It's a day I have to crush somebody. Talk me down, please. [View all]
Okay, I lied for the catchy thread title, I won't crush anyone.
I'll be "nice." Positive. Optimistic. It's all good. A better world with less misfit. That's all it is. Misfit. Misadventure. Accident. Ordinary random shit.
But the suicide-bomber-berserker gene is strong in me, even as I claim to be a gentle soul.
How can this be?
Is it correct if I attribute these horrors to our broken society rather than myself? Am I shedding some personal responsibility?
My oldest kid got a job as a hiring-and-firing-supervisor young. My wife has one of earth's ultimate extreme terror supervisor/educator/blood-and-guts-people-die hardcore medical supervisor jobs.
So what's my problem?
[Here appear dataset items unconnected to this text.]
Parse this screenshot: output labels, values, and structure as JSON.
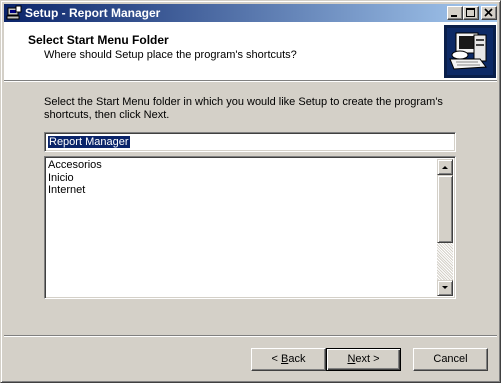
{
  "window": {
    "title": "Setup - Report Manager"
  },
  "header": {
    "title": "Select Start Menu Folder",
    "subtitle": "Where should Setup place the program's shortcuts?"
  },
  "instructions": "Select the Start Menu folder in which you would like Setup to create the program's shortcuts, then click Next.",
  "folder_input": {
    "value": "Report Manager"
  },
  "folder_list": {
    "items": [
      "Accesorios",
      "Inicio",
      "Internet"
    ]
  },
  "buttons": {
    "back": {
      "prefix": "< ",
      "accel": "B",
      "rest": "ack"
    },
    "next": {
      "accel": "N",
      "rest": "ext >"
    },
    "cancel": "Cancel"
  },
  "icons": {
    "app": "setup-app-icon",
    "minimize": "minimize-icon",
    "maximize": "maximize-icon",
    "close": "close-icon",
    "logo": "computer-install-icon"
  }
}
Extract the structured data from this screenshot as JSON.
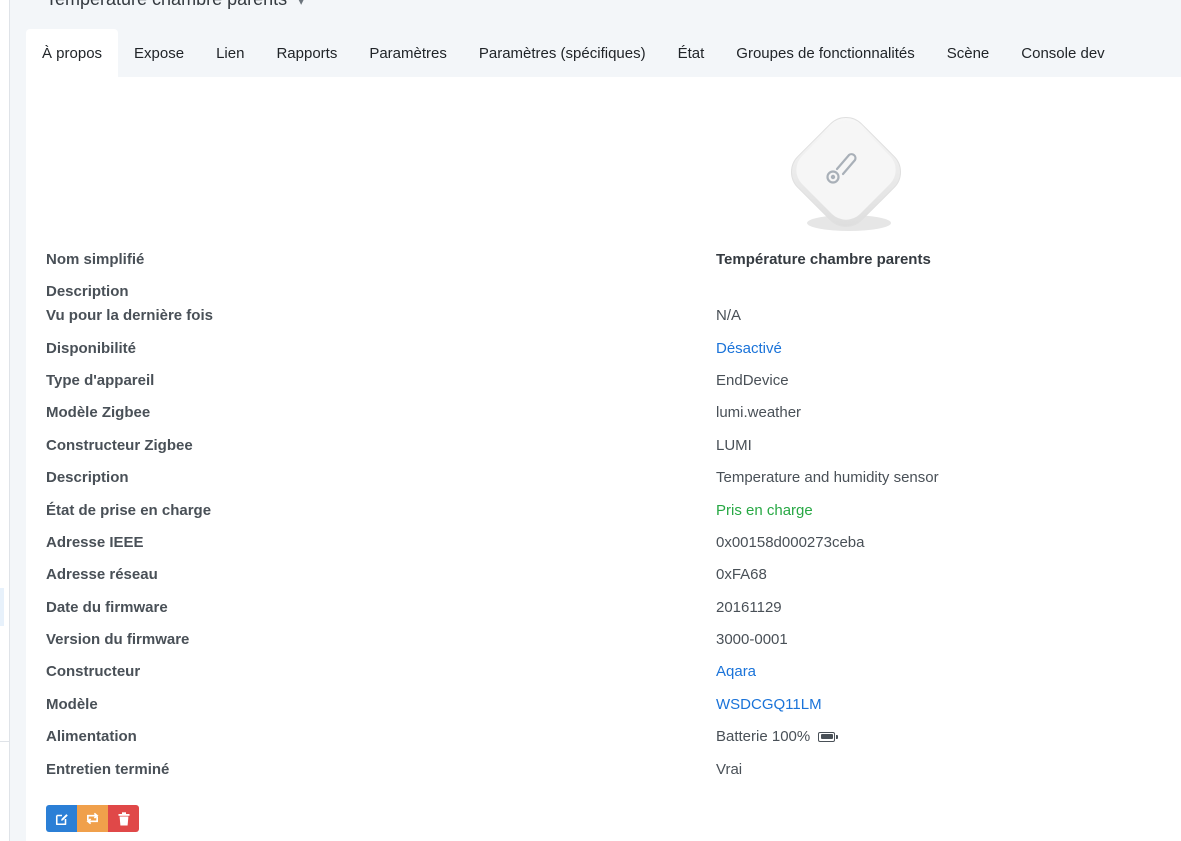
{
  "header": {
    "title": "Température chambre parents"
  },
  "tabs": [
    {
      "label": "À propos",
      "active": true
    },
    {
      "label": "Expose"
    },
    {
      "label": "Lien"
    },
    {
      "label": "Rapports"
    },
    {
      "label": "Paramètres"
    },
    {
      "label": "Paramètres (spécifiques)"
    },
    {
      "label": "État"
    },
    {
      "label": "Groupes de fonctionnalités"
    },
    {
      "label": "Scène"
    },
    {
      "label": "Console dev"
    }
  ],
  "device": {
    "image_icon": "thermometer-sensor",
    "rows": [
      {
        "label": "Nom simplifié",
        "value": "Température chambre parents",
        "style": "strong"
      },
      {
        "label": "Description",
        "value": ""
      },
      {
        "label": "Vu pour la dernière fois",
        "value": "N/A"
      },
      {
        "label": "Disponibilité",
        "value": "Désactivé",
        "style": "link"
      },
      {
        "label": "Type d'appareil",
        "value": "EndDevice"
      },
      {
        "label": "Modèle Zigbee",
        "value": "lumi.weather"
      },
      {
        "label": "Constructeur Zigbee",
        "value": "LUMI"
      },
      {
        "label": "Description",
        "value": "Temperature and humidity sensor"
      },
      {
        "label": "État de prise en charge",
        "value": "Pris en charge",
        "style": "ok"
      },
      {
        "label": "Adresse IEEE",
        "value": "0x00158d000273ceba"
      },
      {
        "label": "Adresse réseau",
        "value": "0xFA68"
      },
      {
        "label": "Date du firmware",
        "value": "20161129"
      },
      {
        "label": "Version du firmware",
        "value": "3000-0001"
      },
      {
        "label": "Constructeur",
        "value": "Aqara",
        "style": "link"
      },
      {
        "label": "Modèle",
        "value": "WSDCGQ11LM",
        "style": "link"
      },
      {
        "label": "Alimentation",
        "value": "Batterie 100%",
        "icon": "battery-full-icon"
      },
      {
        "label": "Entretien terminé",
        "value": "Vrai"
      }
    ]
  },
  "actions": [
    {
      "icon": "edit-icon",
      "color": "#2b7fd6"
    },
    {
      "icon": "swap-icon",
      "color": "#f0a04b"
    },
    {
      "icon": "trash-icon",
      "color": "#e04848"
    }
  ],
  "colors": {
    "link": "#1a73d9",
    "ok": "#27a844",
    "background": "#f3f6f9"
  }
}
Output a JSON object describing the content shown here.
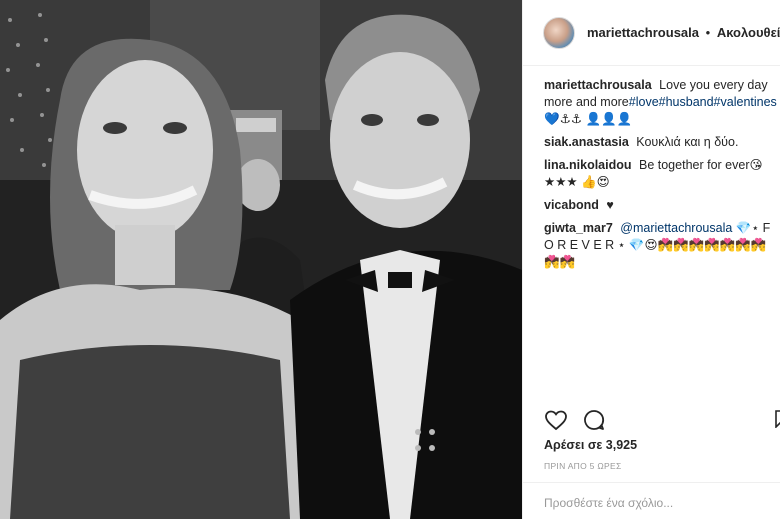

I used to work in a blood bank. I never screwed up, I never let anything get past me if I had any doubts.
I'm not so certain today, probably because the stakes are smaller.
I'm in my Dr. Who, "I'm a very dangerous fellow when I don't know what I'm doing" place and I'm thinking "homeless guy living in his car in a church parking lot" would be a much more comfortable gig.
Some kind of crisis of faith, I'm sure.
Maybe all I need is a hug, but I'm an autistic spectrum fellow who doesn't like to be touched, near Star Trek Vulcan in that respect.